Evosep webinar

HIGH-THROUGHPUT DRUG discovery WITH THE EVOSEP ONE

Available on demand

Drug discovery is the process through which potential new medicines are identified. It involves a wide range of scientific disciplines, including biology, chemistry and pharmacology.

The complexity in drug development has increased manifolds over the past 40 years, requiring preclinical testing, investigational new drug applications, and completed clinical testing before marketing approval from the FDA.

Generally, new drug applications or biologics license applications are reviewed comprehensively before approval, and then drug performance is resubmitted to regulatory agencies for post-marketing studies. The overarching goal is to bring more efficient and safer treatments to the patients as quickly as possible after a thorough medical evaluation.

In this webinar we will look into how the Evosep One with high-throughput and sensitivity is a good fit when developing new drug applications or biologics license applications. 

SPEAKERS

Covalent Protein Painting for Protein Structure Analysis and Drug Discovery in Cancer 

Talk by Casimir Bamberger, PhD, Research Associate at The Scripps Research Institute

Somatic DNA mutations derail gene expression and alter protein sequences, which contribute to tumorigenesis.  However, the overall impact of somatic mutations on proteome-wide protein folding and protein-protein interactions during malignant transformation remains unknown.
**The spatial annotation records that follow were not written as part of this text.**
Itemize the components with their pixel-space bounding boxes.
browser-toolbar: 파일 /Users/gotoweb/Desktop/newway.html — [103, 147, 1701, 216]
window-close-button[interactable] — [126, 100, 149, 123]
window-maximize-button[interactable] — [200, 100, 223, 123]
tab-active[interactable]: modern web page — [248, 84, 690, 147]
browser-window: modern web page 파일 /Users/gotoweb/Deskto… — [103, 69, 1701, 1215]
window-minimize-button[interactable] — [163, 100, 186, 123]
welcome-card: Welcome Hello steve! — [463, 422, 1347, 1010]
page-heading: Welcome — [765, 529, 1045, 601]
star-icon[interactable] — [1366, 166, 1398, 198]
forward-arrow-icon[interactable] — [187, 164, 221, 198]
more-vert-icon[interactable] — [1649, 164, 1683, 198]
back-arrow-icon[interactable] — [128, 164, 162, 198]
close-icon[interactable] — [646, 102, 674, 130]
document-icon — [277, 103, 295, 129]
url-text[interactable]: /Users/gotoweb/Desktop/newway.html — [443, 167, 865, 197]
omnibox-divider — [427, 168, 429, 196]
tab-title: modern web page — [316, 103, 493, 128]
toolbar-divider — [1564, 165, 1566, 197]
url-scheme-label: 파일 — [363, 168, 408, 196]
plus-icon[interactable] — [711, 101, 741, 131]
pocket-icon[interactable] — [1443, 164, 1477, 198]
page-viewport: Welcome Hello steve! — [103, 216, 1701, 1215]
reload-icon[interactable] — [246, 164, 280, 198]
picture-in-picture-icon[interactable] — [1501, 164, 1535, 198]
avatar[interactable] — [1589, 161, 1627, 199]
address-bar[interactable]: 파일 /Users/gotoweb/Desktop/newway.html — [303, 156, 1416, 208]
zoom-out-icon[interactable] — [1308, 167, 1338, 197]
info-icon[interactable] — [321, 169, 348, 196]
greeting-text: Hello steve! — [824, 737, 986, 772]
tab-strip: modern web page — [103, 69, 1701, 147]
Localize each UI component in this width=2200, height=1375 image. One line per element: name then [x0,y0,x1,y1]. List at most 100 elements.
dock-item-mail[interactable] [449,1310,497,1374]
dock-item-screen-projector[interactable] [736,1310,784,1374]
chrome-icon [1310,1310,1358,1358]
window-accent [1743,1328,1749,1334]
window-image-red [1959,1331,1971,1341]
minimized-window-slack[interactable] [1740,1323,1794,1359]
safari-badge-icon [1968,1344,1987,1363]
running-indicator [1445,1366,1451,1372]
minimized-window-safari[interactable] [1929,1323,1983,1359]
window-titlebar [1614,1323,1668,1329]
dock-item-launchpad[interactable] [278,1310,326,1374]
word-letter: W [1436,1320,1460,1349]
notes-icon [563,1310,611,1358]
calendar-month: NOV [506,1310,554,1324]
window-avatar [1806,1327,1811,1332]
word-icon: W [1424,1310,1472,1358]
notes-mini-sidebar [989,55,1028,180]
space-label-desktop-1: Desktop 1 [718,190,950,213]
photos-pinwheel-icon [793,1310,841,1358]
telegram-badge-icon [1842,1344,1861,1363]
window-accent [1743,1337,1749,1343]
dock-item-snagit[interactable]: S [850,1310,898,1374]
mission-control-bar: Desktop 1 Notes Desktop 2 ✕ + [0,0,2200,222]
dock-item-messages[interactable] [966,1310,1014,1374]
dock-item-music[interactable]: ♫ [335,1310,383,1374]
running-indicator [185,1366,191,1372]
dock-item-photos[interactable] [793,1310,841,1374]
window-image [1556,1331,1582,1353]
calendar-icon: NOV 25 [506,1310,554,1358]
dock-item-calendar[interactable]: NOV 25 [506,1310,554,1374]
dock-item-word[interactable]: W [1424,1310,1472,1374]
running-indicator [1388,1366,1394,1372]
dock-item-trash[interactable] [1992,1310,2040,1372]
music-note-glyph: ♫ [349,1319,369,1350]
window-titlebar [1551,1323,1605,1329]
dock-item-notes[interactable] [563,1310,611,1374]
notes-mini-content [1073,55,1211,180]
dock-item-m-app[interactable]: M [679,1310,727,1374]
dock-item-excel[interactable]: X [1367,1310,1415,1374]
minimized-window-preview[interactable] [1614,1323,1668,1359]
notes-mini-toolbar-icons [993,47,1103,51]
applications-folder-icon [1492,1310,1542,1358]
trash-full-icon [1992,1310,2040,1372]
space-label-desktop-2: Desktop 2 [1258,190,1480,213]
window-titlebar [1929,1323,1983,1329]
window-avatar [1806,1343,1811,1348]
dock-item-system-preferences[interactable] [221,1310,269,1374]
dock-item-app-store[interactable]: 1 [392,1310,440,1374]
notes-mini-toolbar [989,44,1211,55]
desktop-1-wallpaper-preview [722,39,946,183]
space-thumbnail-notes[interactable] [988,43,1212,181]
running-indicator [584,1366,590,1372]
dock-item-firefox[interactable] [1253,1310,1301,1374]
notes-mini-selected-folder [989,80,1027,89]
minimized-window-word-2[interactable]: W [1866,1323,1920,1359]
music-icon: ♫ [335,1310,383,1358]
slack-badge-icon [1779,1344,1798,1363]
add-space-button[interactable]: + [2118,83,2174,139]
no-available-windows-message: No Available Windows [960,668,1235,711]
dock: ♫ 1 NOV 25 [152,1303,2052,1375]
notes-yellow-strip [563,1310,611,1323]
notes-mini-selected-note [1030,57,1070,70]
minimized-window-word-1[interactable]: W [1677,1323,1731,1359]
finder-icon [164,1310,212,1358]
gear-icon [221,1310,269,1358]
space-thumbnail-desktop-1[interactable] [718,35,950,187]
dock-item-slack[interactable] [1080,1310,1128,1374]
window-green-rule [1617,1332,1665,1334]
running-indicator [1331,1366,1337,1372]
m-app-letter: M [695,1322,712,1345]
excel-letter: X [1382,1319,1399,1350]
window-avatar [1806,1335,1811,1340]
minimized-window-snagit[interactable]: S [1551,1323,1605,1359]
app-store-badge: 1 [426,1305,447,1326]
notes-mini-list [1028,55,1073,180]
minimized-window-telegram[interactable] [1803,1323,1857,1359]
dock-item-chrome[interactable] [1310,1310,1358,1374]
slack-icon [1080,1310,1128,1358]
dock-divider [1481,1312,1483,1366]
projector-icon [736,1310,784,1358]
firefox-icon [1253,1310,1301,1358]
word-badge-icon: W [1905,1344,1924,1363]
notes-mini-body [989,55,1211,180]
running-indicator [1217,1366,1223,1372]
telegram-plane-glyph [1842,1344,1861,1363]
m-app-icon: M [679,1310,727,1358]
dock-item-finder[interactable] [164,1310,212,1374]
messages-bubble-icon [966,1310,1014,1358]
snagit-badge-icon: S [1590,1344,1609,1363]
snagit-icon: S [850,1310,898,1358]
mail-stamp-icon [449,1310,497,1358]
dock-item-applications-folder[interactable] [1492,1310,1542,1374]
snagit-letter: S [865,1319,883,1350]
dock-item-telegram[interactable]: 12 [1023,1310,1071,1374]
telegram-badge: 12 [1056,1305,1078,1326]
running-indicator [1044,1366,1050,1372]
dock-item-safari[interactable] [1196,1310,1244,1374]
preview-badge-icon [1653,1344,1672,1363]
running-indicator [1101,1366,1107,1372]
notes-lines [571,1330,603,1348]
We used covalent protein painting (CPP), a novel, high throughput mass spectrometric method to quantitatively measure alterations in protein structure and interaction. With CPP we screened more than 60 different cancer cell lines for aberrations in protein conformation.  While many structural alterations of proteins were specific to a single cancer cell line, we identified a subset of structural alterations of proteins in the cancer conformational landscape that correlated with the growth inhibition profiles of drug candidates.

3D proteomic analysis with CPP in high sample throughput enables the discovery of cancer-associated structural alterations that may serve as biomarkers for malignant transformation and may provide leads for anti-cancer drug development.

Label free ex-vivo organ specific identification of drug targets

Talk by Tanveer S. Batth, Assistant Professor at The Novo Nordisk Foundation Center for Protein Research, University of Copenhagen

Proteins are the primary targets of almost all small molecule drugs. However, even the most selectively designed drugs can potentially target number of unknown proteins. Identification of all potential drug targets can enable us to design better drugs and repurpose existing ones for different clinical diseases. Current state-of-the-art proteomics methodologies enable screening of 1000’s proteins against a small number of small molecules. However, higher throughput is required in order to determine protein targets of large number of drugs. Here I will present initial results on the development of a label free quantitative proteomics approach which enables screening of large number of small molecules against the proteome in a robust and rapid manner. I will demonstrate the applicability of this approach by identifying protein targets in rat organs ex-vivo.